The play starts in the 1950s on the farm in the suitably named and very real place known as Cross Roads, North Carolina. Cephus is generally content with his life, living with and working alongside his grandfather and uncle and mostly staying out of trouble, despite his less than willing embrace of the rules. It is there that he first meets up with the love of his life, Pattie Mae Wells (Brittany Inge who, along with Stori Ayers, portrays and indelibly brings to life a multitude of characters who cross Cephus's path on the farm and, later, in a less welcoming big city).

But the road to love is full of potholes. There is Cephus' discordant relationship with God, whom he early on decides has taken a leave of absence and is "in Miami on vacation." This is something that does not sit well with the religious Pattie Mae nor with the rest of the community, whose efforts to save his soul he thwarts at every turn. Pattie Mae goes along with him up to a point, but after high school, she decides her life is leading her in another direction, and she's off to college and, after a while, into marriage with a rather more respectable man.

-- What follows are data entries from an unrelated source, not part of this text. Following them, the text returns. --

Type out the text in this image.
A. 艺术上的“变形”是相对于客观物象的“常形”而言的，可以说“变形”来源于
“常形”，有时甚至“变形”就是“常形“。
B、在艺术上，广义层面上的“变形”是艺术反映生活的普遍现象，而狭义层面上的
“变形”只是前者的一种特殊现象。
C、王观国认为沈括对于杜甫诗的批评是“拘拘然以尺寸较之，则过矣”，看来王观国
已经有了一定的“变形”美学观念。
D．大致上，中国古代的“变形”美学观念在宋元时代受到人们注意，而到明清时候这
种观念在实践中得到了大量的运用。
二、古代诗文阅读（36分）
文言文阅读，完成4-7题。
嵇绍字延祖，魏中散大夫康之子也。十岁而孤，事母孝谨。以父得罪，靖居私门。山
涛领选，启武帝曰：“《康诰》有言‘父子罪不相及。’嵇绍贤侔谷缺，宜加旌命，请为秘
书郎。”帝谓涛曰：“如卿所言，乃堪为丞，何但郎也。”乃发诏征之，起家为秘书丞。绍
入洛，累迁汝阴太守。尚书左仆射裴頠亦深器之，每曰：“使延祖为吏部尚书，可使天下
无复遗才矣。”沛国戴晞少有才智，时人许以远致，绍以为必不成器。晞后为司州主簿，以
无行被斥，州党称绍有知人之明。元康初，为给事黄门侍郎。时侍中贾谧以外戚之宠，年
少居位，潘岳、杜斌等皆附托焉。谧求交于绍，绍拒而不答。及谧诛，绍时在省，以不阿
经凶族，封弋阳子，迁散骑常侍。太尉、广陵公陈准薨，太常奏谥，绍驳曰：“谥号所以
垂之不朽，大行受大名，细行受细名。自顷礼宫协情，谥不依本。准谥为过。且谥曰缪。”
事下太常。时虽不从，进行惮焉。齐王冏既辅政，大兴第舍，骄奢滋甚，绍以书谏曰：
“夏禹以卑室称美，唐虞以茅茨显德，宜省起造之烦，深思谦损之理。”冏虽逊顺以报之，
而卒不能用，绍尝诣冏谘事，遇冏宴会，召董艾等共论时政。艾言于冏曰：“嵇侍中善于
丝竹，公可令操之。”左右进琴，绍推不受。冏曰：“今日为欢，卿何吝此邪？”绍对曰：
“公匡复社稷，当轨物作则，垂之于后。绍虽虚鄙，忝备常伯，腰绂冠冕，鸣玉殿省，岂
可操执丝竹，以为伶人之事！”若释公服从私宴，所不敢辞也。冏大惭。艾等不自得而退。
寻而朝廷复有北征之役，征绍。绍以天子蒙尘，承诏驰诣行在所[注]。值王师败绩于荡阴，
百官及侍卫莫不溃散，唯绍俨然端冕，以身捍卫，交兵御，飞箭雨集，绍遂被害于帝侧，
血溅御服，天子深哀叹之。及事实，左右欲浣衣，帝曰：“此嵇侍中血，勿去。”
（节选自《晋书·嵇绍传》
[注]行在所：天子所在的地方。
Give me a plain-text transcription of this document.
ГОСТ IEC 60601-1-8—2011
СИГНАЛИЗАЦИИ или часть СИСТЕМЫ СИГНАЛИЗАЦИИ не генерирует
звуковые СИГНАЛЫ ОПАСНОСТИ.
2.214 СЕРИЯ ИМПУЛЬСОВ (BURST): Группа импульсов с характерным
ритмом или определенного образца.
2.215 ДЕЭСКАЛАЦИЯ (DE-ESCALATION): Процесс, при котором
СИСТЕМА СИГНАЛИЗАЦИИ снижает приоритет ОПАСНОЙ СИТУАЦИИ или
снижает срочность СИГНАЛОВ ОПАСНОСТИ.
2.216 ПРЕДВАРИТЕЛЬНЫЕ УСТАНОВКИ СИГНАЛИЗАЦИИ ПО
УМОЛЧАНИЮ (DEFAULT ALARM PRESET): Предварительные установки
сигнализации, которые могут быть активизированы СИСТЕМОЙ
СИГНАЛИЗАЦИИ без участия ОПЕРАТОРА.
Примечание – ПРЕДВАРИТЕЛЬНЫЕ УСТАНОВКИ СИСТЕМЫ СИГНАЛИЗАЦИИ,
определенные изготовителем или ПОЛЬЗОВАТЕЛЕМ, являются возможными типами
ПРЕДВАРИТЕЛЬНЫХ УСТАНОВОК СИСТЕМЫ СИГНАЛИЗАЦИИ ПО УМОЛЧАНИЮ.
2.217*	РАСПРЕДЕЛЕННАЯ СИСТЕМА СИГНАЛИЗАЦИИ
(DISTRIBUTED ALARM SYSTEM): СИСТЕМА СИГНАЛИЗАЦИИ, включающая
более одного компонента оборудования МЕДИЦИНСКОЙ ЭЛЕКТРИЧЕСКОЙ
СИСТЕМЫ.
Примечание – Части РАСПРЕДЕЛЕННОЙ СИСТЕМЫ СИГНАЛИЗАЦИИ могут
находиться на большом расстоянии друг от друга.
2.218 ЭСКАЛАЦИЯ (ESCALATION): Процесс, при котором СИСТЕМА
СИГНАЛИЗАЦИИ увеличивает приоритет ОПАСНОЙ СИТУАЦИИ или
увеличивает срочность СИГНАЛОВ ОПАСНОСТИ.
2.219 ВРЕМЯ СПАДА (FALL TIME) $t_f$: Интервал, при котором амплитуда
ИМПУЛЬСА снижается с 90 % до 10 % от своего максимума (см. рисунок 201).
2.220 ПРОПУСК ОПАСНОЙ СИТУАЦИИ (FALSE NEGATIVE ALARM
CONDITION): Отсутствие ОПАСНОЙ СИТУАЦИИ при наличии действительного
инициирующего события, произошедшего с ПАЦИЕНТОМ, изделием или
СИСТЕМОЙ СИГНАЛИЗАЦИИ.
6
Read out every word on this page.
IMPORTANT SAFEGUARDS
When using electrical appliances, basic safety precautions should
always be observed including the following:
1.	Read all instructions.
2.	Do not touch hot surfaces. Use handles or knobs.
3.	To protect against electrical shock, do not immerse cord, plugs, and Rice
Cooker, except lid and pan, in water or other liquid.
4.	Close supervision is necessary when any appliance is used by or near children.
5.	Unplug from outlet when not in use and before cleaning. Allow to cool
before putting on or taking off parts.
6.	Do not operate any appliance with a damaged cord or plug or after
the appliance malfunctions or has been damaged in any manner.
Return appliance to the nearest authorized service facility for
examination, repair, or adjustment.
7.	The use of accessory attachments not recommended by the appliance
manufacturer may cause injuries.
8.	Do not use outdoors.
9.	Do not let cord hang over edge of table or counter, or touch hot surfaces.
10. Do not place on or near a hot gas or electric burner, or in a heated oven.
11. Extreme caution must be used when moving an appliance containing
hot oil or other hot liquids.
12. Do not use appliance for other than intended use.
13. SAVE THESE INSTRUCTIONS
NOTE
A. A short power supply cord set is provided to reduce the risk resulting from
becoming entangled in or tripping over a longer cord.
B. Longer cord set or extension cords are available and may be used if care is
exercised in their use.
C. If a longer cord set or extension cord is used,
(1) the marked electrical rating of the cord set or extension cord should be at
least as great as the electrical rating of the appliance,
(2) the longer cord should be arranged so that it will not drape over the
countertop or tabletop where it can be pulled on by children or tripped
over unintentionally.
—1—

Meanwhile, the outside world intrudes more and more. We are now in the 1960s, and the draft board is very interested in young men like Cephus as the war in Vietnam demands its quota of soldiers. But despite his quarrel with the strictures of the church, there is one commandment he absolutely embraces, the one that says thou shalt not kill. "Conscientious objector" status being not easily available to Black men living in rural North Carolina, Cephus finds himself labeled a draft dodger and is sent to prison for his pains.

He eventually is freed under a general amnesty, but by then he is bereft not only of Pattie Mae but of the family farm, and he is considered an outcast by his former friends and neighbors, many of whom lost sons in that war. It seems that God's vacation has been extended indefinitely, as Cephus finds himself at the nadir of his life, one of the forgotten flotsam and jetsam lost in the maw of anonymity, uprooted and left to live or die in a big uncaring city.

Samm-Art Williams, the playwright, who passed away shortly before the opening of this revival and to whom the production is dedicated, does not balk at providing the context of harsh reality. But this is not his aim as it might be in the hands of a more strident writer. As with Candide or even Forrest Gump, it is not the vicissitudes of life that befall them we remember, but their fortitude and triumph over adversity. God may be on a hiatus, but the playwright is not, and after all is said and done, Home, directed in a most unassuming, unfussy way by Kenny Leon, is the most uplifting play to hit Broadway in a very long time.